I'm pretty close to that. We won't even drive into town to eat out on weekends. Of course, "Town" is 30 - 40 miles away, at least the big one.

Unfortunately the land we adjoin is no longer leased by the DNR. It got leased by a logging company and there is no trespassing now. We used to hike just a little ways up Big Rock to a spring so Copper could cool off and plunder around. I can still do that since they didn't post on our side of the property, but no more riding the horse out of my backyard. Of course, my new horse is in no way safe to ride alone at this time so it isn't as big of a deal.

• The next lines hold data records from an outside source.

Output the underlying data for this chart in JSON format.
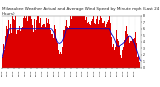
{
  "title": "Milwaukee Weather Actual and Average Wind Speed by Minute mph (Last 24 Hours)",
  "title_fontsize": 3.0,
  "background_color": "#ffffff",
  "plot_background": "#ffffff",
  "grid_color": "#cccccc",
  "bar_color": "#dd0000",
  "line_color": "#0000cc",
  "ylim": [
    0,
    8
  ],
  "yticks": [
    0,
    1,
    2,
    3,
    4,
    5,
    6,
    7,
    8
  ],
  "n_points": 1440,
  "seed": 7,
  "figsize": [
    1.6,
    0.87
  ],
  "dpi": 100
}
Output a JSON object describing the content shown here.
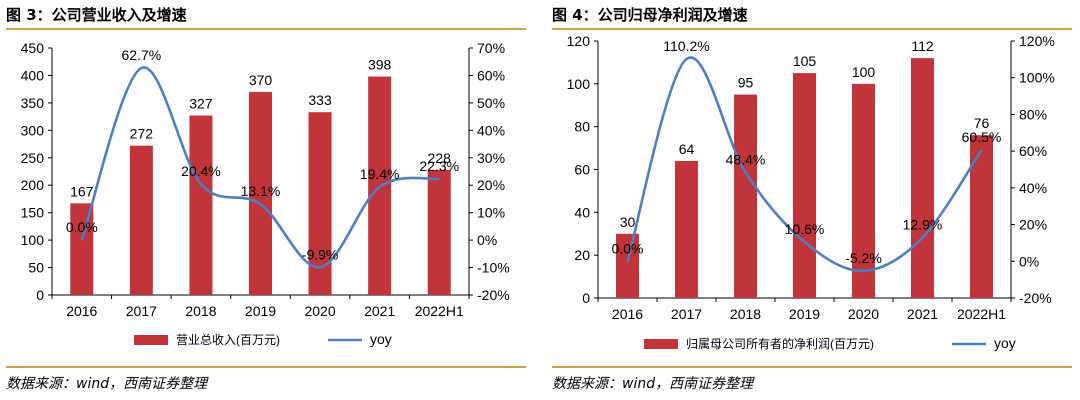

We love it here and I told DH no more moving. We've moved frequently during our marriage for his job and well, if he has to work at another office he can just send his paycheck home now.


----------



## nolefan (Nov 6, 2009)

So beautiful! That's pretty much my dream, cabin with room for a horse or two and no one around. Luckily my husband likes the idea too. I wouldn't ever leave either!


----------



## jimla (Oct 9, 2008)

Coppers-mom, your cabin looks really neat. The cats like to "walk the plank" in our cabin too. Our bats live in a bat house on the garage. When the painter climbed up his ladder to stain the garage they flew out of their bat house and scared him! Here are some pics of our place.


----------



## Sally's Mom (Sep 20, 2010)

Those are beautiful pictures. My mom always dreamed of having a log cabin. So how do you keep the bats out? And were you worried about them and you and rabies? You know I am phobic.


----------



## Dallas Gold (Dec 22, 2007)

Such beautiful log cabins!


----------



## Deber (Aug 23, 2011)

Our country place is not near that beautiful, but it is a tripple wide on 15 acres. At lease it borders on two sides by a 1200 acre ranch and on the other sides people are so far we can't see them. We have permission to walk anytime on the ranch property (except during hunting season) so this is our favorite walking place. Lots of ponds (when we have rain) and dogs have a lot of fun.

Still wish we could have put up a perm. cabin or home, but this will do us in our retirement years and thankfully all paid for. We are more than ready to retire!!!!!!


----------



## goldensrbest (Dec 20, 2007)

When did you say, we could come?


----------